Volgens de algemene relativiteitstheorie is een zwart gat een gebied in de astronomische ruimte waaruit niets – geen deeltjes en zelfs geen licht – kan ontsnappen. Dit is het gevolg van een extreme vervorming van de ruimtetijd die hier optreedt, door de zwaartekracht van een zeer compacte enorme massa.[1][2]
Rondom een zwart gat is er een denkbeeldig oppervlak dat als grens fungeert, de zogeheten waarnemingshorizon. Vlak buiten deze waarnemingshorizon kan het licht nog net wel aan de enorme zwaartekracht ontsnappen. Volgens de kwantumveldentheorie is de waarnemingshorizon de plaats waar hawkingstraling wordt gevormd.
Zwarte gaten ontstaan wanneer zeer zware sterren aan het einde van hun levensloop ineenstorten. Nadat het zwarte gat is gevormd, neemt het meestal toe in grootte door materie uit de omgeving op te nemen. Wanneer een zwart gat samensmelt met andere zwarte gaten, kan er een superzwaar zwart gat ontstaan met een massa van miljarden zonsmassa's (M☉). Aangenomen wordt dat de meeste sterrenstelsels een superzwaar zwart gat in hun centrum hebben.[3]

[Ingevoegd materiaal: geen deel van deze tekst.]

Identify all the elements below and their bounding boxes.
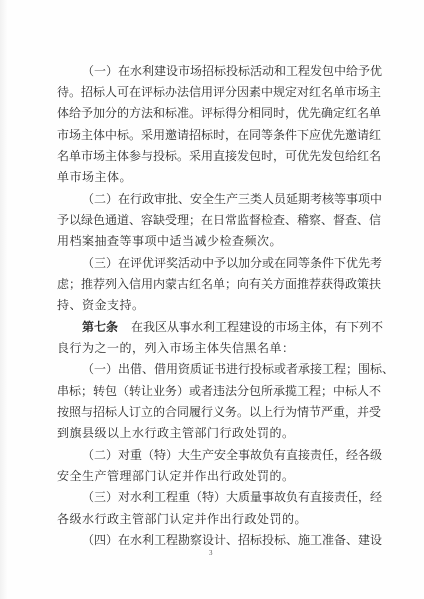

De aanwezigheid van een zwart gat kan worden afgeleid uit de interactie met andere materie en met elektromagnetische straling zoals zichtbaar licht. Materie die langs een zwart gat beweegt, kan bijvoorbeeld verstrooid worden tot een karakteristieke accretieschijf. Ook sterren die rondom een zwart gat draaien zijn mogelijke aanwijzingen: hun baan kan worden gebruikt om de massa en locatie van het zwarte gat te bepalen.[4]